THE BEGINNING OF THE END
A large thistle protrudes from a tyre. Beside it, a frayed saddle. Then grass, weeds, a yellow plastic belt, a paddle brush and dirt - the swept up kind that has gathered all manner of matter with it; stones, cigarette butts, drink cans. Objects we have become used to discovering upon city grass, and personal objects. Composed as a scene, we are offered a departure, a chance to associate ourselves with them, but cannot take it. Sterilised by the heavy, black backdrop, a barrier is created, the objects are defamiliarised. Dominic Hawgood’s series of photographs The Beginning of The End presents the constructed moment captured momentarily. Their composure is unreal, uncomfortable, static. And it is fleeting. Where old balloons hang limply upon a chair decorated by disintegrating webs, rusting tins of oil and a tacky toy horse, we recognise something
nostalgic, domestic but are shown it perverted, transformed by lighting, by staging and the clever placement of ‘things’. We are presented with the cinematic.
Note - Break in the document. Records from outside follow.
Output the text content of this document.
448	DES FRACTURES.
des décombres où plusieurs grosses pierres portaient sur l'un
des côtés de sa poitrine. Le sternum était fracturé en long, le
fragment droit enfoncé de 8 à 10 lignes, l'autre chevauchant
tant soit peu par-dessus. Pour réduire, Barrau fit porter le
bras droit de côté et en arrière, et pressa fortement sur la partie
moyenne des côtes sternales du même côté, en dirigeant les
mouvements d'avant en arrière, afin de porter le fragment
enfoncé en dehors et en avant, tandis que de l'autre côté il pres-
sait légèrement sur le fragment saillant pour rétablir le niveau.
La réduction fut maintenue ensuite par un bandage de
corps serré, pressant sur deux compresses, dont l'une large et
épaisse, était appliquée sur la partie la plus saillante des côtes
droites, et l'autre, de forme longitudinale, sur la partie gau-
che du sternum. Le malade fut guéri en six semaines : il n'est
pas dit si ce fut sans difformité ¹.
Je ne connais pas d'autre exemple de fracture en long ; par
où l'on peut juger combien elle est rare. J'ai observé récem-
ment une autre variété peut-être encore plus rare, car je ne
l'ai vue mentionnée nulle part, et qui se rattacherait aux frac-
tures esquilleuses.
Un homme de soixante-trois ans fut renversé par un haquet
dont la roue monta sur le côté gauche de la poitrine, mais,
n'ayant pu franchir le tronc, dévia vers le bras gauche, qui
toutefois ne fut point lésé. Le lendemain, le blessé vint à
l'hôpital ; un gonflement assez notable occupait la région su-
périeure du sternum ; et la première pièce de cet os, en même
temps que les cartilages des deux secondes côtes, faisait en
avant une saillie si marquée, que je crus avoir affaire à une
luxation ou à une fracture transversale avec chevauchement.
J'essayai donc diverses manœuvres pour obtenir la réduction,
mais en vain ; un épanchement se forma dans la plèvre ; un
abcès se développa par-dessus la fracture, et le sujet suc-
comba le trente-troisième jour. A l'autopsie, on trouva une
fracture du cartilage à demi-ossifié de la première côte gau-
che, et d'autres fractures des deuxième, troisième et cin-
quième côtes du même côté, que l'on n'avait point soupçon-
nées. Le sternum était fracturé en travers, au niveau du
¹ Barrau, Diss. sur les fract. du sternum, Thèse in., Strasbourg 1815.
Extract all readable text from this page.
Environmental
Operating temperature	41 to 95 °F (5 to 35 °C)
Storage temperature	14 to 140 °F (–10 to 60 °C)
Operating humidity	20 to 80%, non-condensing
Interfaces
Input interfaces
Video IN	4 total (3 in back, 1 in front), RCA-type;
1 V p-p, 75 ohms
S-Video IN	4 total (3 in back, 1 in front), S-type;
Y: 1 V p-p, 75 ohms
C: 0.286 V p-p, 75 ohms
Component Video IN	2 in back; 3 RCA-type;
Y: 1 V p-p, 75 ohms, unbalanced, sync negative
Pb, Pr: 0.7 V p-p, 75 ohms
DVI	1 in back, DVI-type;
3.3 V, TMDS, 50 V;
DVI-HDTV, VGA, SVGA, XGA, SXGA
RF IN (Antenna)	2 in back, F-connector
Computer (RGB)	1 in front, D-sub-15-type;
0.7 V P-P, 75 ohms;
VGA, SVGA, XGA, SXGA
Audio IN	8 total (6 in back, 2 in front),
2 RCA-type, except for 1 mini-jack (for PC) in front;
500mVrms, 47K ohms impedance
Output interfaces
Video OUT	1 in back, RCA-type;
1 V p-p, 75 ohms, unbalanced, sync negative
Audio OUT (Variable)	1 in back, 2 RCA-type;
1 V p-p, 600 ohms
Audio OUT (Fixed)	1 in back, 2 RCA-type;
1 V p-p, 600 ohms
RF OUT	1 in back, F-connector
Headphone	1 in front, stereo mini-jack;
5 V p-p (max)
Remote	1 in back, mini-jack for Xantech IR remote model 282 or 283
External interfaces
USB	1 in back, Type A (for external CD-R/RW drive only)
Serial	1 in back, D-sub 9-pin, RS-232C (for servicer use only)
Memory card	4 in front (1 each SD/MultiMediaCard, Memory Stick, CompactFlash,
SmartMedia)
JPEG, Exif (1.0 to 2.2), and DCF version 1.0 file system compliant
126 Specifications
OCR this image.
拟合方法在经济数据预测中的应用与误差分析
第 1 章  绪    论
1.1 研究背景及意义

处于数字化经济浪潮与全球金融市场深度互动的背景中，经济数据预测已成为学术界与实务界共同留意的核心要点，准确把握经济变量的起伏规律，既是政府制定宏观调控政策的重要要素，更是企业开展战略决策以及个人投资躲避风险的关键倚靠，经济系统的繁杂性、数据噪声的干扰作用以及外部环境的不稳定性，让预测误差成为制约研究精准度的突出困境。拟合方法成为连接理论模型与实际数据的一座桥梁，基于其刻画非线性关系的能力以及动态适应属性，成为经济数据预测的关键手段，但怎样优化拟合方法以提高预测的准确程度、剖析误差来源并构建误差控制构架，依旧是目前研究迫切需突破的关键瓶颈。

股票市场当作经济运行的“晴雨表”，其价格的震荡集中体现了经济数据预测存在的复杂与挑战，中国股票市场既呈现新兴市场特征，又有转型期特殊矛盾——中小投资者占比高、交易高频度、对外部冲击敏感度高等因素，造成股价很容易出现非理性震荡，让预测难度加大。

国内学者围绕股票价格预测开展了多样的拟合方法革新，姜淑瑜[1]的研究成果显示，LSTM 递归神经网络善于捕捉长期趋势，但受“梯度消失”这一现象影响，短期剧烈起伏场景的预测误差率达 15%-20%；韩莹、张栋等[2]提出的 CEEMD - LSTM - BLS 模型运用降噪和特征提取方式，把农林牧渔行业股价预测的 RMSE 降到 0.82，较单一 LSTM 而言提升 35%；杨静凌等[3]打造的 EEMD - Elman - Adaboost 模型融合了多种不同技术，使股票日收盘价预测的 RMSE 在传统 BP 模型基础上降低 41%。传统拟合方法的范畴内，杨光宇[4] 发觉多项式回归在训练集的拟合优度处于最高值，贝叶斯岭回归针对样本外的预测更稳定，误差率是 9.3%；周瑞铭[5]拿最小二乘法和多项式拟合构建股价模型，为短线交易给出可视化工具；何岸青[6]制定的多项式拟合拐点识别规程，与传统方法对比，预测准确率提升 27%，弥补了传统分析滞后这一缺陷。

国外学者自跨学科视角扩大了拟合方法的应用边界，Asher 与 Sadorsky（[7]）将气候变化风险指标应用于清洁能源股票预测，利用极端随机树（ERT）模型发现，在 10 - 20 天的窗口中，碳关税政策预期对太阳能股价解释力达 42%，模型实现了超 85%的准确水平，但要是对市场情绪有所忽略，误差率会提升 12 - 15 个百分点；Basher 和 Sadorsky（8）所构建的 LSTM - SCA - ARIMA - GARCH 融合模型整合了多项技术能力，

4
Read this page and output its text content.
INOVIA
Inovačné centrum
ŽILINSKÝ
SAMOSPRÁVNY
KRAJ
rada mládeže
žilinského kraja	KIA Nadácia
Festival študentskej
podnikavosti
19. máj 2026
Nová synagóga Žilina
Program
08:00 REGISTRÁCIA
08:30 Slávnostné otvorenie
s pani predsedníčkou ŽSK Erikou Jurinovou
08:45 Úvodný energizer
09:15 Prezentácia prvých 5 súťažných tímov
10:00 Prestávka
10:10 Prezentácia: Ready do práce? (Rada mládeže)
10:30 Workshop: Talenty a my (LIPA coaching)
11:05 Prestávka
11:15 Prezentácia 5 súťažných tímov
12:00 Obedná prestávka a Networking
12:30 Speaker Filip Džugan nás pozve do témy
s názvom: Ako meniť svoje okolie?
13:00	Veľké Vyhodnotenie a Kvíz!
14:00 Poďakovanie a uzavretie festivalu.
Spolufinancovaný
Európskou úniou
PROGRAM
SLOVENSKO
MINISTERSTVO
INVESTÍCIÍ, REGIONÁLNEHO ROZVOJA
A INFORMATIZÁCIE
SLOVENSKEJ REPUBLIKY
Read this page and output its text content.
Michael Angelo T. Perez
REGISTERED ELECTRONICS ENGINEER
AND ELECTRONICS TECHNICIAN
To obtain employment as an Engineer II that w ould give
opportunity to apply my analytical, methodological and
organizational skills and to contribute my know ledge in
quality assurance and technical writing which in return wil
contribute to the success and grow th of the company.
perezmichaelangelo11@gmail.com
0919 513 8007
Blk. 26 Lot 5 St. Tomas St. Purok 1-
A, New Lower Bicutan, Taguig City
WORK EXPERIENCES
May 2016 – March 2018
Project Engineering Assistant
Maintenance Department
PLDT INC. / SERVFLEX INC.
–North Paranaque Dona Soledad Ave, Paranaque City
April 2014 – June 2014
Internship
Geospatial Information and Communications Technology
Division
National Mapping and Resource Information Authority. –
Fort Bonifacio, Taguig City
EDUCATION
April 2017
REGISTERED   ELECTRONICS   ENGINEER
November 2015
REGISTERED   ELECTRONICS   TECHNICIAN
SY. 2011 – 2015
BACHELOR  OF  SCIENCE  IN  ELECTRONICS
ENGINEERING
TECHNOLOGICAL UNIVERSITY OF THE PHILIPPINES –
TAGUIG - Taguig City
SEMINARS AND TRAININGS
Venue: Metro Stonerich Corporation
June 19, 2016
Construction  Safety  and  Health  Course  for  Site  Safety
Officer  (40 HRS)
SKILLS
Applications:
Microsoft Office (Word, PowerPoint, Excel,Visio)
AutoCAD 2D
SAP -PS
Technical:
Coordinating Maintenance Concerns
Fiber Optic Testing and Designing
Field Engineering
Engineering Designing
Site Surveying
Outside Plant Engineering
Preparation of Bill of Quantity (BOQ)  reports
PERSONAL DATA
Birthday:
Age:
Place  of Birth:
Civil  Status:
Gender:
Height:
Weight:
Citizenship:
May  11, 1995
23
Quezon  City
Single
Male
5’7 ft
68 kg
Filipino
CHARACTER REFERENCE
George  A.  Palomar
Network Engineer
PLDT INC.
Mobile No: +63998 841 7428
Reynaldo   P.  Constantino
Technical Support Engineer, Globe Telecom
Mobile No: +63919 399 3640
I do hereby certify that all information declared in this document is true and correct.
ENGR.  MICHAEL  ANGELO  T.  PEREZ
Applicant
And this production is maintained throughout the images, manipulating our comprehension of reality, making unreality, where a photograph of bustling greenery perfectly silhouetting the rooftops beyond, an uncanny accident of nature, becomes entirely untrustworthy by the images that accompany it. But for Hawgood it is this staging of objects that is the most interesting, if unsettling. In traversing the line of the studio, they become entirely unnatural, they become performers, and in doing so make vulnerable the compositions we manifest around us everyday.